El Fasher also shelters hundreds of thousands of displaced people who fled other parts of Darfur that were captured by the RSF, including El Geneina where hundreds of non-Arab people were massacred last year.

Ali told CNN similar atrocities were likely to happen in El Fasher if the city came under RSF control.

“El Fasher is going to be a lot more catastrophic because it is basically in the middle of a desert. Even if people decide to leave, probably they will die in the desert. We will see another genocide on our watch.”

What has been the international response?

The UN Security Council adopted a UK-led resolution Thursday demanding that the RSF ends its “siege” of El Fasher.

“The fighting must stop now,” said UK Foreign Secretary David Cameron in a post on X, adding that warring “parties must let in urgent humanitarian aid to prevent a famine.”

Earlier this week, the International Criminal Court said it was investigating allegations of war crimes in El Fasher while making a public call for evidence.

International response to the conflict has however been criticized as insufficient. Despite calls for action, including the deployment of protective missions and the imposition of sanctions by the United States on key RSF commanders, concrete measures have been limited.
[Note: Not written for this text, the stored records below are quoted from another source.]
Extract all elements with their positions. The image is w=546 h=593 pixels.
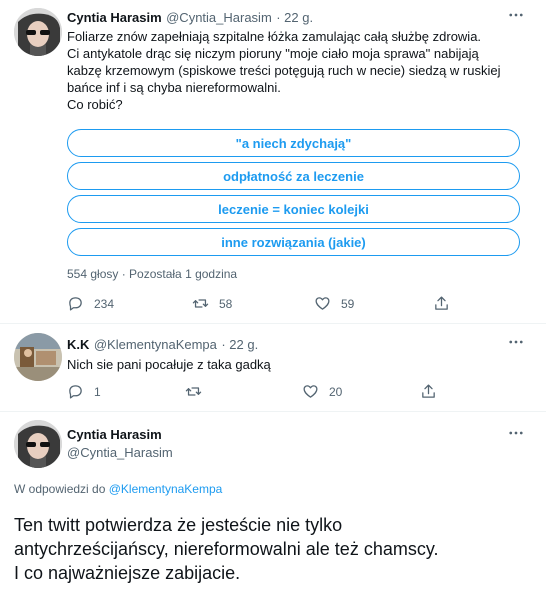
reply-count: 234 — [94, 296, 115, 311]
share-button[interactable] — [420, 383, 447, 400]
tweet-text-line: I co najważniejsze zabijacie. — [14, 563, 241, 583]
author-handle[interactable]: @KlementynaKempa — [94, 337, 217, 352]
tweet-text-line: antychrześcijańscy, niereformowalni ale … — [14, 539, 439, 559]
tweet-text-line: Ci antykatole drąc się niczym pioruny "m… — [67, 46, 479, 61]
avatar[interactable] — [14, 420, 62, 468]
tweet-text: Ten twitt potwierdza że jesteście nie ty… — [14, 513, 439, 585]
tweet-text-line: kabzę krzemowym (spiskowe treści potęguj… — [67, 63, 501, 78]
like-count: 20 — [329, 384, 343, 399]
reply-icon — [69, 385, 82, 399]
heart-icon — [315, 297, 330, 310]
tweet-text-line: Foliarze znów zapełniają szpitalne łóżka… — [67, 29, 482, 44]
poll-meta: 554 głosy · Pozostała 1 godzina — [67, 267, 238, 281]
like-button[interactable]: 59 — [314, 295, 354, 312]
tweet-time[interactable]: · 22 g. — [221, 337, 258, 352]
more-horizontal-icon[interactable] — [507, 424, 525, 445]
retweet-button[interactable] — [185, 383, 212, 400]
tweet-text-line: bańce inf i są chyba niereformowalni. — [67, 80, 281, 95]
more-horizontal-icon[interactable] — [507, 6, 525, 27]
share-button[interactable] — [433, 295, 460, 312]
retweet-count: 58 — [219, 296, 233, 311]
tweet-time[interactable]: · 22 g. — [276, 10, 313, 25]
more-horizontal-icon[interactable] — [507, 333, 525, 354]
poll-option-3[interactable]: leczenie = koniec kolejki — [67, 195, 520, 223]
reply-button[interactable]: 1 — [67, 383, 101, 400]
retweet-icon — [192, 299, 209, 308]
reply-button[interactable]: 234 — [67, 295, 114, 312]
divider — [0, 411, 546, 412]
avatar-image — [14, 8, 62, 56]
avatar-image — [14, 420, 62, 468]
retweet-button[interactable]: 58 — [192, 295, 232, 312]
heart-icon — [303, 385, 318, 398]
author-name[interactable]: Cyntia Harasim — [67, 10, 162, 25]
poll-option-1[interactable]: "a niech zdychają" — [67, 129, 520, 157]
like-button[interactable]: 20 — [302, 383, 342, 400]
reply-count: 1 — [94, 384, 101, 399]
author-name[interactable]: K.K — [67, 337, 89, 352]
author-name[interactable]: Cyntia Harasim — [67, 427, 162, 442]
divider — [0, 323, 546, 324]
tweet-text-line: Ten twitt potwierdza że jesteście nie ty… — [14, 515, 343, 535]
avatar[interactable] — [14, 333, 62, 381]
avatar[interactable] — [14, 8, 62, 56]
reply-prefix: W odpowiedzi do — [14, 482, 106, 496]
reply-to-link[interactable]: @KlementynaKempa — [109, 482, 223, 496]
tweet-text-line: Co robić? — [67, 97, 123, 112]
like-count: 59 — [341, 296, 355, 311]
reply-context: W odpowiedzi do @KlementynaKempa — [14, 482, 222, 496]
poll-option-2[interactable]: odpłatność za leczenie — [67, 162, 520, 190]
tweet-text: Foliarze znów zapełniają szpitalne łóżka… — [67, 28, 537, 113]
share-icon — [435, 296, 448, 310]
share-icon — [422, 384, 435, 398]
avatar-image — [14, 333, 62, 381]
poll-option-4[interactable]: inne rozwiązania (jakie) — [67, 228, 520, 256]
reply-icon — [69, 297, 82, 311]
author-handle[interactable]: @Cyntia_Harasim — [166, 10, 272, 25]
tweet-text: Nich sie pani pocałuje z taka gadką — [67, 357, 271, 372]
retweet-icon — [185, 387, 202, 396]
author-handle[interactable]: @Cyntia_Harasim — [67, 445, 173, 460]
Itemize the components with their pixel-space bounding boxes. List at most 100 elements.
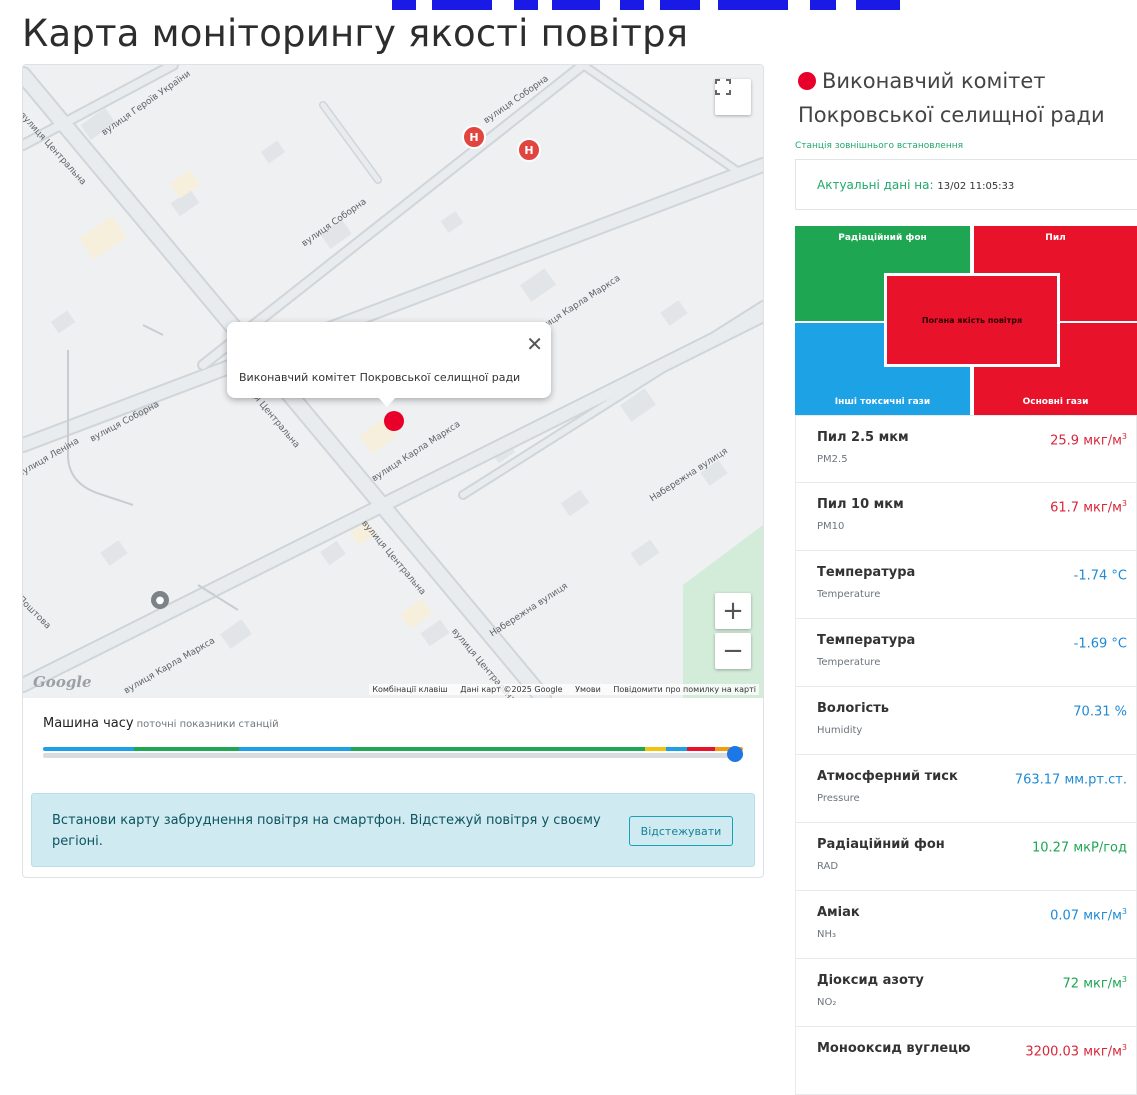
reading-row: Пил 2.5 мкм PM2.5 25.9 мкг/м3 [795,415,1137,483]
reading-value: 61.7 мкг/м3 [1050,499,1127,515]
reading-value: 25.9 мкг/м3 [1050,432,1127,448]
fullscreen-button[interactable] [715,79,751,115]
value-number: 763.17 [1014,772,1061,788]
readings-list: Пил 2.5 мкм PM2.5 25.9 мкг/м3 Пил 10 мкм… [795,415,1137,1095]
reading-value: -1.74 °C [1074,567,1127,583]
reading-row: Температура Temperature -1.74 °C [795,551,1137,619]
reading-name: Пил 2.5 мкм [817,430,909,445]
value-number: 61.7 [1050,500,1080,516]
reading-row: Діоксид азоту NO₂ 72 мкг/м3 [795,959,1137,1027]
value-sup: 3 [1121,907,1127,916]
value-unit: мкг/м [1083,433,1122,449]
zoom-in-button[interactable]: + [715,593,751,629]
zoom-out-button[interactable]: − [715,633,751,669]
value-unit: мкР/год [1073,840,1127,856]
value-unit: мкг/м [1083,908,1122,924]
place-pin-icon[interactable]: ● [151,591,169,609]
history-segment [645,747,666,751]
popup-tail [378,397,396,407]
overall-quality-badge: Погана якість повітря [884,273,1060,367]
reading-row: Атмосферний тиск Pressure 763.17 мм.рт.с… [795,755,1137,823]
status-dot-icon [798,72,816,90]
reading-value: 72 мкг/м3 [1063,975,1127,991]
value-number: 25.9 [1050,433,1080,449]
value-number: -1.69 [1073,636,1108,652]
reading-value: 763.17 мм.рт.ст. [1015,771,1127,787]
map-data-text: Дані карт ©2025 Google [460,685,563,694]
time-machine-title: Машина часу [43,716,134,731]
history-segment [666,747,687,751]
hospital-icon[interactable]: H [517,138,541,162]
hospital-icon[interactable]: H [462,125,486,149]
reading-value: 0.07 мкг/м3 [1050,907,1127,923]
time-slider-rail[interactable] [43,753,743,758]
time-machine-sublabel: поточні показники станцій [136,719,279,730]
reading-name: Вологість [817,701,890,716]
value-number: 3200.03 [1025,1044,1080,1060]
actual-data-time: 13/02 11:05:33 [937,181,1015,192]
reading-code: Humidity [817,725,863,736]
reading-value: 10.27 мкР/год [1032,839,1127,855]
value-sup: 3 [1121,1043,1127,1052]
reading-code: Temperature [817,657,881,668]
value-sup: 3 [1121,432,1127,441]
keyboard-shortcuts-link[interactable]: Комбінації клавіш [372,685,447,694]
actual-data-label: Актуальні дані на: [817,178,934,192]
reading-row: Температура Temperature -1.69 °C [795,619,1137,687]
reading-code: NO₂ [817,997,837,1008]
value-unit: мм.рт.ст. [1064,772,1127,788]
reading-value: 3200.03 мкг/м3 [1025,1043,1127,1059]
value-unit: мкг/м [1083,1044,1122,1060]
app-promo-alert: Встанови карту забруднення повітря на см… [31,793,755,867]
history-segment [687,747,715,751]
value-unit: °C [1111,568,1127,584]
value-sup: 3 [1121,975,1127,984]
station-popup: ✕ Виконавчий комітет Покровської селищно… [227,322,551,398]
app-promo-text: Встанови карту забруднення повітря на см… [52,813,601,849]
map-attribution: Комбінації клавіш Дані карт ©2025 Google… [369,684,759,695]
map-view[interactable]: вулиця Центральна вулиця Героїв України … [23,65,763,698]
reading-value: -1.69 °C [1074,635,1127,651]
history-segment [43,747,134,751]
map-card: вулиця Центральна вулиця Героїв України … [22,64,764,878]
reading-name: Температура [817,633,916,648]
value-number: -1.74 [1073,568,1108,584]
reading-name: Радіаційний фон [817,837,945,852]
actual-data-box: Актуальні дані на: 13/02 11:05:33 [795,159,1137,210]
history-segment [351,747,645,751]
google-logo: Google [33,673,92,691]
terms-link[interactable]: Умови [575,685,601,694]
top-blue-strip [0,0,1137,10]
value-unit: мкг/м [1083,976,1122,992]
value-number: 70.31 [1073,704,1111,720]
time-history-bar [43,747,743,751]
history-segment [134,747,239,751]
reading-row: Радіаційний фон RAD 10.27 мкР/год [795,823,1137,891]
reading-code: Pressure [817,793,860,804]
reading-name: Температура [817,565,916,580]
quality-quadrants: Радіаційний фон Пил Інші токсичні гази О… [795,226,1137,415]
value-number: 10.27 [1031,840,1070,856]
reading-row: Пил 10 мкм PM10 61.7 мкг/м3 [795,483,1137,551]
value-unit: °C [1111,636,1127,652]
report-error-link[interactable]: Повідомити про помилку на карті [613,685,756,694]
reading-name: Пил 10 мкм [817,497,904,512]
reading-code: Temperature [817,589,881,600]
page-title: Карта моніторингу якості повітря [22,12,689,55]
popup-close-icon[interactable]: ✕ [526,332,543,356]
station-marker[interactable] [384,411,404,431]
track-button[interactable]: Відстежувати [629,816,733,846]
reading-row: Монооксид вуглецю 3200.03 мкг/м3 [795,1027,1137,1095]
time-slider-thumb[interactable] [727,746,743,762]
reading-name: Аміак [817,905,860,920]
popup-text: Виконавчий комітет Покровської селищної … [239,371,521,384]
reading-name: Атмосферний тиск [817,769,958,784]
history-segment [239,747,351,751]
reading-code: RAD [817,861,839,872]
reading-value: 70.31 % [1073,703,1127,719]
value-number: 72 [1062,976,1080,992]
reading-name: Монооксид вуглецю [817,1041,971,1056]
reading-name: Діоксид азоту [817,973,924,988]
value-sup: 3 [1121,499,1127,508]
reading-code: NH₃ [817,929,837,940]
Two boys peer over a UNHCR aid tent as newly arrived refugees from Darfur in Sudan, gather at a relocation camp near the border on April 19 in Adre, Chad. - Dan Kitwood/Getty Images
Two boys peer over a UNHCR aid tent as newly arrived refugees from Darfur in Sudan, gather at a relocation camp near the border on April 19 in Adre, Chad. - Dan Kitwood/Getty Images

“The international response does not come close to meeting the scale of the world’s largest man-made humanitarian disaster,” said international human rights lawyer, Yonah Diamond.

“The major powers have largely invested in a sham peace process for 14 months that is going nowhere and serves as a cover for daily mass atrocities on the ground. Only concrete acts of protection and accountability will stem the violence,” he told CNN.

International efforts to broker ceasefires between the Sudanese Armed Forces and the RSF have been unsuccessful.

Diamond said there has also been insufficient coverage of the Sudan war when compared to other global conflicts.

“Every major news outlet has dedicated an ongoing slot to Gaza and Ukraine, with ad hoc coverage for Sudan. There is no reason why a conflict impacting a greater number of civilians, threatening millions with death by starvation and an ongoing genocide do not receive the same attention,” he said.

He noted that this lack of attention hinders humanitarian efforts, pointing out that while Gaza and Ukraine have each received about 30% of their humanitarian response plans, Sudan, where 25 million people urgently need help, has received only about half of that amount.

What will happen next?

As Sudan steers dangerously towards another genocide, the world’s response in the coming months will be crucial in determining the outcome.

“The international community, led by the African Union, must deploy a civilian protection mechanism to protect the millions at risk in El Fasher and elsewhere in Sudan and explicitly threaten the UAE with consequences should it fail to restrain the RSF and continue to supply the militias with heavy weaponry,” Diamond advised.

“The US, the UK, and others have leverage to exert pressure on their ally, the UAE, to end the RSF’s genocidal campaign today. President (Joe) Biden can simply call on the UAE to halt its support for the RSF, which would fall apart without it.”